Le communisme comme mode de production

Le communisme, c’est d’abord un mode de production, fondé sur l’abolition de la propriété privée des moyens de production et d’échange, et par conséquent sur la suppression du rapport d’exploitation. Ce mode de production est ainsi un mode de production émancipateur, qui fait de la société communiste

« une association où le libre développement de chacun est la condition du libre développement de tous » (Engels).

Le projet communiste, ainsi défini, ne semble pas avoir besoin d’être actualisé. Tant que le capitalisme et l’exploitation existeront, le communisme existera lui aussi, comme espoir et comme projet.

Le communisme comme mouvement

Mais le communisme est aussi « le mouvement réel qui abolit l’état des choses existant » : le développement du capitalisme a pour corollaire le développement de ses contradictions, contradictions qui portent en elles la possibilité d’un dépassement du capitalisme. La définition du communisme, comme mouvement, est donc étroitement liée à l’analyse de l’évolution du capitalisme. C’est le premier élément qui rend nécessaire l’actualisation du projet communiste.

Communisme et lutte des classes

Enfin, l’avènement d’une société communiste n’est pas la conclusion inévitable du développement du capitalisme. Le capitalisme peut surmonter ses contradictions, évoluer, perdurer. Les hommes font l’histoire, et l’évolution du capitalisme vers le communisme dépend d’un combat : la lutte des classes. C’est le second élément qui rend nécessaire une actualisation du projet communiste. Non seulement ce projet doit s’inscrire dans l’évolution du capitalisme, mais il doit aussi correspondre aux aspirations de l’une des classes en lutte, pour avoir une chance d’être un jour réalisé.

Ce seront donc les deux critères qui guideront mes tentatives :
- un projet répondant aux contradictions actuelles du capitalisme, et s’inscrivant dans la continuité d’une analyse de la société contemporaine ;
- un projet porteur de dignité et d’espoir : l’actualisation doit aussi être au service de la mobilisation.

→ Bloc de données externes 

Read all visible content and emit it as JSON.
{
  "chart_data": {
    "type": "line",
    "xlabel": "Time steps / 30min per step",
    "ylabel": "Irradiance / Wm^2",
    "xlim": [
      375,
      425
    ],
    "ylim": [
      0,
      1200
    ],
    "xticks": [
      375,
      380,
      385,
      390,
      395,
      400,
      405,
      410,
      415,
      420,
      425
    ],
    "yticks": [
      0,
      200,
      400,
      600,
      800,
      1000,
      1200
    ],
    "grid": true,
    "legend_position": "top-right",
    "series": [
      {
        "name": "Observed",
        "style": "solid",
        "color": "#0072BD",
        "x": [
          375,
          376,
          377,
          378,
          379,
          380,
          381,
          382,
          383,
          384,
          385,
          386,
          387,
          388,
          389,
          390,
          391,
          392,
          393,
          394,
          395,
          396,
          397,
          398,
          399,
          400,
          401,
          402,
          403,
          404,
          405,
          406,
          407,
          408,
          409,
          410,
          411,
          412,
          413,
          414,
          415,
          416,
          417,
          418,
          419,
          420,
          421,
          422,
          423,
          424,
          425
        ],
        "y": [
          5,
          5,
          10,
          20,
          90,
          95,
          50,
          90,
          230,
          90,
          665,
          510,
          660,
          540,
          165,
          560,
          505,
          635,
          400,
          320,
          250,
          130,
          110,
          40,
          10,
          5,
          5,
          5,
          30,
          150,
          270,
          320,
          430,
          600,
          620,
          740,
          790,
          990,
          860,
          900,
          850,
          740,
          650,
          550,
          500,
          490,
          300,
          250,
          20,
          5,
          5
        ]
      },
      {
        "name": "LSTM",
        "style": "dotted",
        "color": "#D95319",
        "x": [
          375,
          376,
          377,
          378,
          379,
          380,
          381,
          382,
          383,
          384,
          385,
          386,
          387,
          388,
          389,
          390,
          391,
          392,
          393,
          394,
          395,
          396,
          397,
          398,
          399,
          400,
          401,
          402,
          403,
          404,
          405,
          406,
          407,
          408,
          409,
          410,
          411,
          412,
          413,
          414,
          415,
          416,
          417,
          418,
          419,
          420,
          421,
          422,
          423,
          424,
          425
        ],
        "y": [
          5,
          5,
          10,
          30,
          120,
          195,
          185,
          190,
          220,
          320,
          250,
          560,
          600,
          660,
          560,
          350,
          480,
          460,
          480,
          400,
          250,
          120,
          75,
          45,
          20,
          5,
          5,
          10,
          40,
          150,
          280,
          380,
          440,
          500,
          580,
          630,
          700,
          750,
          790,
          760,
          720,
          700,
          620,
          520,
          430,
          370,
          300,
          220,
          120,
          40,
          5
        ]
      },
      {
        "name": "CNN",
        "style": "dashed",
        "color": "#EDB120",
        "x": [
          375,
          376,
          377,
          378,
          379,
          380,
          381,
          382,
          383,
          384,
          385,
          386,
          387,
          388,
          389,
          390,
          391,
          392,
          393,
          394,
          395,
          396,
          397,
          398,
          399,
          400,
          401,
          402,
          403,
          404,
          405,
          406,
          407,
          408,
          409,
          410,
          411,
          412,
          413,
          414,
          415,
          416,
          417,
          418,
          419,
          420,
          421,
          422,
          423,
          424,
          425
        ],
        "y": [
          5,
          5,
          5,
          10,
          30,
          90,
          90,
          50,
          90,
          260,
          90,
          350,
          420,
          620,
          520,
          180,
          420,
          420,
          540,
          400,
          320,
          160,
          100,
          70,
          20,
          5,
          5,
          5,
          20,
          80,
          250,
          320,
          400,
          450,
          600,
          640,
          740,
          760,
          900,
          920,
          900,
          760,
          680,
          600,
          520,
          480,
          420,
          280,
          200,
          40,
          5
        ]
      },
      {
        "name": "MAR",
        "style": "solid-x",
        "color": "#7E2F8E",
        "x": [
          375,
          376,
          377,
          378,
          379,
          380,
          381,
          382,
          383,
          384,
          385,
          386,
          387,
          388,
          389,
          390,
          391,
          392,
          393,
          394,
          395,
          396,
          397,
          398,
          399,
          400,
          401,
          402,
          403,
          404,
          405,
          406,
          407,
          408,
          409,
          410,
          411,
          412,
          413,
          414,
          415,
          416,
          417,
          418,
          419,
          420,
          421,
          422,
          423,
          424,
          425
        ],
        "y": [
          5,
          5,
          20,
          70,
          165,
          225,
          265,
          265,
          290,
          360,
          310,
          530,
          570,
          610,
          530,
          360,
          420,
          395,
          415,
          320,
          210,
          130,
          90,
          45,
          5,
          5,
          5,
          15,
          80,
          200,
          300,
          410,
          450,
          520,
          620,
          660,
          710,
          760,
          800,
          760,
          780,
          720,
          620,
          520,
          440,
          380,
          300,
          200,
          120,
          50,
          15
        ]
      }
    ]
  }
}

  • 1. Où est la classe ouvrière ?

« L’histoire de toute société jusqu’à nos jours est l’histoire de la lutte des classes »

Si l’on en croit Marx et Engels, la lutte des classes est et restera le moteur de l’histoire, jusqu’au jour où elle aboutira à l’avènement d’une société sans classe : la société communiste. Si pendant un temps on a pu croire – analyses sociologiques à l’appui – que la lutte des classes était un outil périmé (avènement de la « classe moyenne », mobilité sociale due à l’essor économique…), ce n’est plus le cas aujourd’hui. La crise économique, la force du mouvement social, la dégradation des conditions de travail, la prolétarisation des couches moyennes, sont autant d’éléments qui rendent extrêmement perceptible la réalité de la lutte des classes dans notre société. Au point que les sociologues et les économistes reviennent à ce concept autrefois abandonné (cf. Paul Bouffartigue et alii, Le retour des classes sociales). Pourtant, si les classes sociales sont de retour, elles sortent d’une crise qui a brouillé leur définition. Quelles sont les classes sociales en présence ? Peut-on encore parler de classe ouvrière ? Comment définir la classe ouvrière ? le prolétariat ?

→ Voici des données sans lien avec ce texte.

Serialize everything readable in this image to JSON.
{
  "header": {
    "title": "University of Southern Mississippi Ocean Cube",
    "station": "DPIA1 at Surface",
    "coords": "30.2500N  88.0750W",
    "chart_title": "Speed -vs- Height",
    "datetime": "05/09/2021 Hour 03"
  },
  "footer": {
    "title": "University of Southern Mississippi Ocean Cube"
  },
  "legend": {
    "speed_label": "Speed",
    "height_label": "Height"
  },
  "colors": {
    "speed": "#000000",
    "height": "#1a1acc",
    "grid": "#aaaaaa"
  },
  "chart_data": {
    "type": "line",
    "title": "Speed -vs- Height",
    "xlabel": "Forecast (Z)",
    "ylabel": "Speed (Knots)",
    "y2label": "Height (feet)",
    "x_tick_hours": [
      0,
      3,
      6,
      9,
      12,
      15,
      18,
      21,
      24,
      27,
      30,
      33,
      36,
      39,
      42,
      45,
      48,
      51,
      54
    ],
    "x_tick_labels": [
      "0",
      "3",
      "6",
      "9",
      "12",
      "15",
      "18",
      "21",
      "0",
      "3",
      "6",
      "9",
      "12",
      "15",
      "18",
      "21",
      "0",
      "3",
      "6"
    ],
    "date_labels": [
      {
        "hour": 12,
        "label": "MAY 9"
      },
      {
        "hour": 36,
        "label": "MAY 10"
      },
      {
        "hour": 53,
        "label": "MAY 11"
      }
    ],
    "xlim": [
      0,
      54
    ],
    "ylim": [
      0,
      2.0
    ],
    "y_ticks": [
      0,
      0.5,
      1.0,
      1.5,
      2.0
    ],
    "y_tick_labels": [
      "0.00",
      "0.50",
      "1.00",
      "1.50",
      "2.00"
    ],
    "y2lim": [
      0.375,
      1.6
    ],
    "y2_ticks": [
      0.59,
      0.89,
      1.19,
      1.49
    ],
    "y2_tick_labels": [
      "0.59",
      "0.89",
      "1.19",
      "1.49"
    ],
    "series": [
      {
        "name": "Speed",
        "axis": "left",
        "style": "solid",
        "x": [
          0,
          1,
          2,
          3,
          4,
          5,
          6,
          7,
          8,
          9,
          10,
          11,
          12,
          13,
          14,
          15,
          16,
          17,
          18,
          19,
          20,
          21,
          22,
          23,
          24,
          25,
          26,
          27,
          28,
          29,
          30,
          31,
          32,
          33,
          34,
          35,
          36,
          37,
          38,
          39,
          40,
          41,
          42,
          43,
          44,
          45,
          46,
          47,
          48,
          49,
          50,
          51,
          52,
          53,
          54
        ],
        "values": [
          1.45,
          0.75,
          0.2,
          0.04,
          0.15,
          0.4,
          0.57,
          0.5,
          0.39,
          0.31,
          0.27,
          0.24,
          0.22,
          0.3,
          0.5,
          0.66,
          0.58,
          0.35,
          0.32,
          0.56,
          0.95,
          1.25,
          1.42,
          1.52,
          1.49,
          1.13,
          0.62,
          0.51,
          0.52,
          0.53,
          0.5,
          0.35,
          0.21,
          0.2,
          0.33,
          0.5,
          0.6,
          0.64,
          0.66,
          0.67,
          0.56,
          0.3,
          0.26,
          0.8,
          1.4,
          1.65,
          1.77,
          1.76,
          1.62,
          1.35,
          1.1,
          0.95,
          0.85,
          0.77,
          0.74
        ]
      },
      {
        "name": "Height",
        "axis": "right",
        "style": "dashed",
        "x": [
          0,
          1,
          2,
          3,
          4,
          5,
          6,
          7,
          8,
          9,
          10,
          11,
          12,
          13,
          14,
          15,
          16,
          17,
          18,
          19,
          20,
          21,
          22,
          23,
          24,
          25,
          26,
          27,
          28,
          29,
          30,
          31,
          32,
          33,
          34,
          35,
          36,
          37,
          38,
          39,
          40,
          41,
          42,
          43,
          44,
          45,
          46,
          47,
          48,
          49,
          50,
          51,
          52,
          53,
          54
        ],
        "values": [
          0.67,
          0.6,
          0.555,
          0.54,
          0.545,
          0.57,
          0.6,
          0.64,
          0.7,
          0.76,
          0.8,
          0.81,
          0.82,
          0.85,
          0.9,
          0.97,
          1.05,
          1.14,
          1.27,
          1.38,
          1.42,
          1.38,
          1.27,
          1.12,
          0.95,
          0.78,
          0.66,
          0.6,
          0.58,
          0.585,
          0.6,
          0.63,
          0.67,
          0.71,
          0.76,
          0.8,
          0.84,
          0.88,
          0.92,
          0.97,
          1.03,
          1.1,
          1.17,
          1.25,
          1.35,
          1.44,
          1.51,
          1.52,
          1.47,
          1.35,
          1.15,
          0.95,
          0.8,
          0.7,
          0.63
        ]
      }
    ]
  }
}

Classe ouvrière et prolétariat

Il est nécessaire avant toute chose de rappeler la distinction théorique entre classe ouvrière et prolétariat. La classe ouvrière désigne pour Marx la classe des producteurs, de ceux qui sont directement impliqués dans le processus matériel de production. Cette classe est pour Marx la classe révolutionnaire, parce que c’est celle qui a la perception la plus directe de l’exploitation capitaliste. Le prolétariat regroupe tous ceux qui ne sont pas capitalistes, c’est-à-dire tous ceux qui doivent vendre leur force de travail : les exploités, qu’ils soient ou non directement productifs.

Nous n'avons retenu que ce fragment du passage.